July 2, 2009

NFL Hall of Famer Jim Brown Wrongly Rips Tiger Woods

According to football legend Jim Brown, Tiger Woods should use his status as the world's pre-eminent and most recognizable athlete as a platform from which to speak for social change. What Brown ignores or overlooks is that Woods is already doing just that, albeit in a quiet but very effective way.

Brown made the following comments on HBO's "Real Sports" program in an episode which will begin airing Tuesday:
“You know what’s so interesting about Tiger to me? If it was just a matter of me looking at an individual that's a monster competitor, this cat is a mamajama; he is a killer. He'll run over you, he'll kick your ass. But as an individual for social change, or any of that kind of ----? Terrible. Terrible. Because he can get away with teaching kids to play golf, and that's his contribution. And in the real world, man, I can't teach no kids to play golf and that's my contribution, if I got that kind of power."
Woods was not Brown's only target for his withering criticism, he also lashed out at former NBA superstar and current Charlotte Bobcat executive Michael Jordan:
“There are one or two individuals in this country that are black that have been put in front of us as an example. But they're basically under a system that says, ‘Hey, they're not gonna do a certain thing.’ Yes, that disappoints me because I know they both know better."
It was after his playing days that Brown made his greatest mark on the world: he founded several "community programs aimed specifically at improving economic opportunities for American minorities. His latest enterprise is Amer-I-Can--its name emphasizing the "I Can"-- a project aimed at fostering self-esteem and diffusing tensions among urban gang members. Brown has created a 15-step course in personal responsibility that he has introduced everywhere from maximum-security prisons to encounter sessions in his own Hollywood living room." In short, Jim Brown was and is a difference maker in our world, one that everyone should be grateful to for his work.

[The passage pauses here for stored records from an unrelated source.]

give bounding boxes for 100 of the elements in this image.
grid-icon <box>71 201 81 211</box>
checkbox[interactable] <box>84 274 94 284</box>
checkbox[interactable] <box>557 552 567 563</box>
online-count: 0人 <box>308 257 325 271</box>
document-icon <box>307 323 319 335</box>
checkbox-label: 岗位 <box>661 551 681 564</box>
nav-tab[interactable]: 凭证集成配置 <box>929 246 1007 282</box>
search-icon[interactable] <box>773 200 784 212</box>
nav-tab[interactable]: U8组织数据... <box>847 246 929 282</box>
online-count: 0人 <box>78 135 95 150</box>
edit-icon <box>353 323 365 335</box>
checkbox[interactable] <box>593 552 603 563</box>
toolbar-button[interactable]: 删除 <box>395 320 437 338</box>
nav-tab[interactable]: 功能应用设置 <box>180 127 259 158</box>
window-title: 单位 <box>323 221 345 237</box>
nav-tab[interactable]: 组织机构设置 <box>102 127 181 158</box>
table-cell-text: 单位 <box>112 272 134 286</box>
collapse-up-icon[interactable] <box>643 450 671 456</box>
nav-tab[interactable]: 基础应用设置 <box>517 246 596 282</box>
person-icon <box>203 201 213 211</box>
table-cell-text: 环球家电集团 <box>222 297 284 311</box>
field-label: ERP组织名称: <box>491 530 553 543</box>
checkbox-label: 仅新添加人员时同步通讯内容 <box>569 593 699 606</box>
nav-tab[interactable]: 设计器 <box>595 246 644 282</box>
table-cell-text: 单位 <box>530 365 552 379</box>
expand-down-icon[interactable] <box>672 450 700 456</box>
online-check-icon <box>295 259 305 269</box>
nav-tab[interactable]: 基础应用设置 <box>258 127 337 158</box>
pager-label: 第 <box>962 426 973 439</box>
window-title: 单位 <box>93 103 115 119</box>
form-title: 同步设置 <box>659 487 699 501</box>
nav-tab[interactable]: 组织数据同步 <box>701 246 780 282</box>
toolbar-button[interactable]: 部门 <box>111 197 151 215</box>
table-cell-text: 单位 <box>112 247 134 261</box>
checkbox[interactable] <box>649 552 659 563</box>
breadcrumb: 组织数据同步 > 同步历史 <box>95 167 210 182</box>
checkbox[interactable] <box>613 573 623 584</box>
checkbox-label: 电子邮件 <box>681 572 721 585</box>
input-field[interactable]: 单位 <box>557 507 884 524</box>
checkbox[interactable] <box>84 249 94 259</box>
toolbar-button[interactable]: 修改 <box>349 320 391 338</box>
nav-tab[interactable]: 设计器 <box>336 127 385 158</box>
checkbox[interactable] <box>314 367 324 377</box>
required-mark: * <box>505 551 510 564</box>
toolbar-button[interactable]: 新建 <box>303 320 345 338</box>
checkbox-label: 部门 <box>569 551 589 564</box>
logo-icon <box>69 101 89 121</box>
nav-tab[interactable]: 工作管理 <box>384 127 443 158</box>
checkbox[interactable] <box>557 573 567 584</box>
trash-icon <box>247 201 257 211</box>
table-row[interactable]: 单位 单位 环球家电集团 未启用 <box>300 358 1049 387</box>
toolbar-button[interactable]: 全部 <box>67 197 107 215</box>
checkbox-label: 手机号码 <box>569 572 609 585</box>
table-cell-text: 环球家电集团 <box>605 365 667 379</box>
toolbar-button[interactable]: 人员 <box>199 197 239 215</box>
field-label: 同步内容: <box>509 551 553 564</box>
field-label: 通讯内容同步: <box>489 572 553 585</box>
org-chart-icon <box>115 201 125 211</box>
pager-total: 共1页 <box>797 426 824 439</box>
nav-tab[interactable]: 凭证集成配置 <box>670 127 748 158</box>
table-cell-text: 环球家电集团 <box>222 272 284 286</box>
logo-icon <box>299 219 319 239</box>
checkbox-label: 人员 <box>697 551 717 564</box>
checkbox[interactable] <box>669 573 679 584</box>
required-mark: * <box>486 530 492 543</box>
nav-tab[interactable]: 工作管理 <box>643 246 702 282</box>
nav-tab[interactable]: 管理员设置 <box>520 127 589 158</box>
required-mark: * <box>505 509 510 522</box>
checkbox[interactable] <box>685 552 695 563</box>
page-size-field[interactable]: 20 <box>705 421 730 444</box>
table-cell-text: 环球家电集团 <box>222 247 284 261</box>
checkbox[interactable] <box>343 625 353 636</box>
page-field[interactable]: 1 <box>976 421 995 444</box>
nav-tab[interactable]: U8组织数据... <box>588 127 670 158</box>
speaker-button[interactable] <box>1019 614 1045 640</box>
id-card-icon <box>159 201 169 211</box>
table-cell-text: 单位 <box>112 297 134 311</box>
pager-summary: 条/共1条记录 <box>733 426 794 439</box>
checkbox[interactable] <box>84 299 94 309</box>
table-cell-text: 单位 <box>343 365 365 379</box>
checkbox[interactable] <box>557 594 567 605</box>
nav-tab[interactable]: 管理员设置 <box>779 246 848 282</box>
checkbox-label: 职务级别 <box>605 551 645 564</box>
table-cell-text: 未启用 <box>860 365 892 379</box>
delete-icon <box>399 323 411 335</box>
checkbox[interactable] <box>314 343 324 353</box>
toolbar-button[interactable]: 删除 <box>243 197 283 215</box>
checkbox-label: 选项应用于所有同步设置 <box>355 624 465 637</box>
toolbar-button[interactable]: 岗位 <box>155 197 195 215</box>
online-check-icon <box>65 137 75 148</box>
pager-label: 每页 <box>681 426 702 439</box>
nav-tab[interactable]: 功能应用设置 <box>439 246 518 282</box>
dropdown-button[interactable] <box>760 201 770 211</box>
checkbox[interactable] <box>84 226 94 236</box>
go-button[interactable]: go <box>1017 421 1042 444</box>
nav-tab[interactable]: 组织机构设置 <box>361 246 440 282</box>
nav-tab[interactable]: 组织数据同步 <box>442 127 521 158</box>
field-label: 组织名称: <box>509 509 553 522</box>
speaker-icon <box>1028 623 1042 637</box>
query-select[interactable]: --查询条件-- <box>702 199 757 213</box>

But in Tiger's case he's wrong. Woods is already a social activist who is making a difference and in ways that far exceed golf. In USA Today:
"Greg McLaughlin, director of the Tiger Woods Foundation, said Wednesday that Woods' success in golf is understood by the public, but his true focus is not.

"When the foundation started in 1996 our goal was to provide opportunities for disadvantaged kids," McLaughlin said. "His focus is on educational resources for disadvantaged children."

"To that end Woods created the Tiger Woods Learning Center in California, and he's currently planning another in Washington, D.C. The foundation is considering three locations, and Woods hopes to have a decision on the site this year.

"Like the learning center in California, it will have a limited component of golf and will not be a place where students learn to play golf. The focus will be on academics."
If that's not empowerment and making a real difference, what is?


  1. Jim Brown may have questioned Mother Teresa's motives. He is as bad as the dueling reverends - Jackson and Sharpton. Never met a TV camera or microphone they did not like...

  2. I think both men (Brown and Woods) seek to make a positive difference for minorities and the disadvantaged. Jim Brown, to me, has always had a combative personality and style. Plus, he is the product of a different (and highly volatile) era, which probably says a lot about how he approaches things. Tiger has proven that he wants to do good works (he's doing them), but he's not a boat rocker. He is who he is. Does that mean he's selling out?

  3. Jim Brown has been on his high horse for years on this same subject - but nobody seems to remind him that when HE was a player, HE wasn't going around pushing for political or social change. He was busy earning a living to the best of his ability. To be honest, I STILL don't know what Brown does other than tell other people what they should be doing.

  4. I have a general disagreement with the idea that any famous/wealthy person has an obligation to any cause simply because he/she is famous/wealthy.

    Certainly, being involved in the community and helping others is what we should strive for as a society. But, it's like saying we own a piece of a person to say that he's not doing enough or should do this or that instead.

    As you said, Tiger Woods has his foundation and maybe its accomplishments are not widely known, but I have a much higher respect for a celebrity who helps quietly than for one who wants everyone to know that he's helping.

    People should engage in activism to the extent that they feel drawn, not to the extent that others feel they should. That goes for all of us, not just those in a position to use fame to further a cause.